Different measures should be applied to public institutions such as schools, universities, museums and libraries, as well as small, medium and large businesses.
In public institutions, the government must impose preventive measures such as barring entry to Covid cases, wearing face masks, social distancing seating arrangements, and frequent hand-washing.
For large businesses, the Thai Chamber of Commerce or Federation of Thai Industries may introduce measures. For example, mandatory temperature-taking and mask-wearing for shoppers in department stores, while providing hand gel dispensers every 20 metres in shopping areas and enforcing 1.5-metre social distancing.
Small businesses such as hairdressers, beauty salons and small restaurants may not have the capacity or knowledge to handle reopening. They may have to consult universities, foundations, or research centres. In China, small restaurants have arranged panels to separate tables.
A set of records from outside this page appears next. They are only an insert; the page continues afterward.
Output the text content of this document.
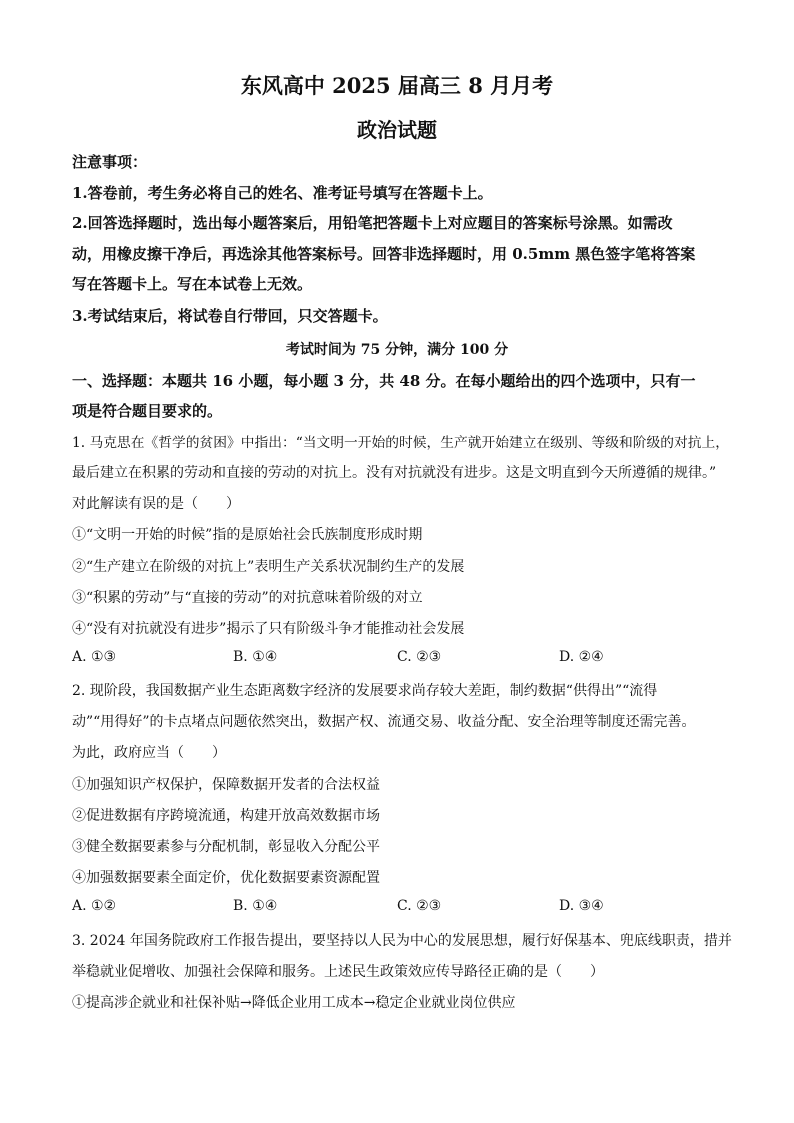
东风高中 2025 届高三 8 月月考
政治试题
注意事项：
1.答卷前，考生务必将自己的姓名、准考证号填写在答题卡上。
2.回答选择题时，选出每小题答案后，用铅笔把答题卡上对应题目的答案标号涂黑。如需改
动，用橡皮擦干净后，再选涂其他答案标号。回答非选择题时，用 0.5mm 黑色签字笔将答案
写在答题卡上。写在本试卷上无效。
3.考试结束后，将试卷自行带回，只交答题卡。
考试时间为 75 分钟，满分 100 分
一、选择题：本题共 16 小题，每小题 3 分，共 48 分。在每小题给出的四个选项中，只有一
项是符合题目要求的。
1. 马克思在《哲学的贫困》中指出：“当文明一开始的时候，生产就开始建立在级别、等级和阶级的对抗上，
最后建立在积累的劳动和直接的劳动的对抗上。没有对抗就没有进步。这是文明直到今天所遵循的规律。”
对此解读有误的是（　　）
①“文明一开始的时候”指的是原始社会氏族制度形成时期
②“生产建立在阶级的对抗上”表明生产关系状况制约生产的发展
③“积累的劳动”与“直接的劳动”的对抗意味着阶级的对立
④“没有对抗就没有进步”揭示了只有阶级斗争才能推动社会发展
A. ①③	B. ①④	C. ②③	D. ②④
2. 现阶段，我国数据产业生态距离数字经济的发展要求尚存较大差距，制约数据“供得出”“流得
动”“用得好”的卡点堵点问题依然突出，数据产权、流通交易、收益分配、安全治理等制度还需完善。
为此，政府应当（　　）
①加强知识产权保护，保障数据开发者的合法权益
②促进数据有序跨境流通，构建开放高效数据市场
③健全数据要素参与分配机制，彰显收入分配公平
④加强数据要素全面定价，优化数据要素资源配置
A. ①②	B. ①④	C. ②③	D. ③④
3. 2024 年国务院政府工作报告提出，要坚持以人民为中心的发展思想，履行好保基本、兜底线职责，措并
举稳就业促增收、加强社会保障和服务。上述民生政策效应传导路径正确的是（　　）
①提高涉企就业和社保补贴→降低企业用工成本→稳定企业就业岗位供应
All risk reducing measures should be clearly announced and strictly enforced by the government, with penalties for violators. The government could launch pilot projects for two weeks after April 30, with trials runs in Bangkok or certain provinces so as to compare easing measures to find the best options. The government may then reimpose lockdowns according to its assessment of the Covid-19 situation in different locations. Results of the trials will indicate whether we can go ahead with lockdown easing, or what restrictive measures needed to be adjusted, Somcha said.
He concluded that these are primary proposals, and that people should also participate in introducing proper measures for the reopening of cities. The resumption of normal life should be done gradually in order to contain the spread of virus but at the same time resume some economic activities.
“The most important thing is to ease hardships being suffered by the poor, because this would lower the government budget to cushion the impacts of the virus,” he said.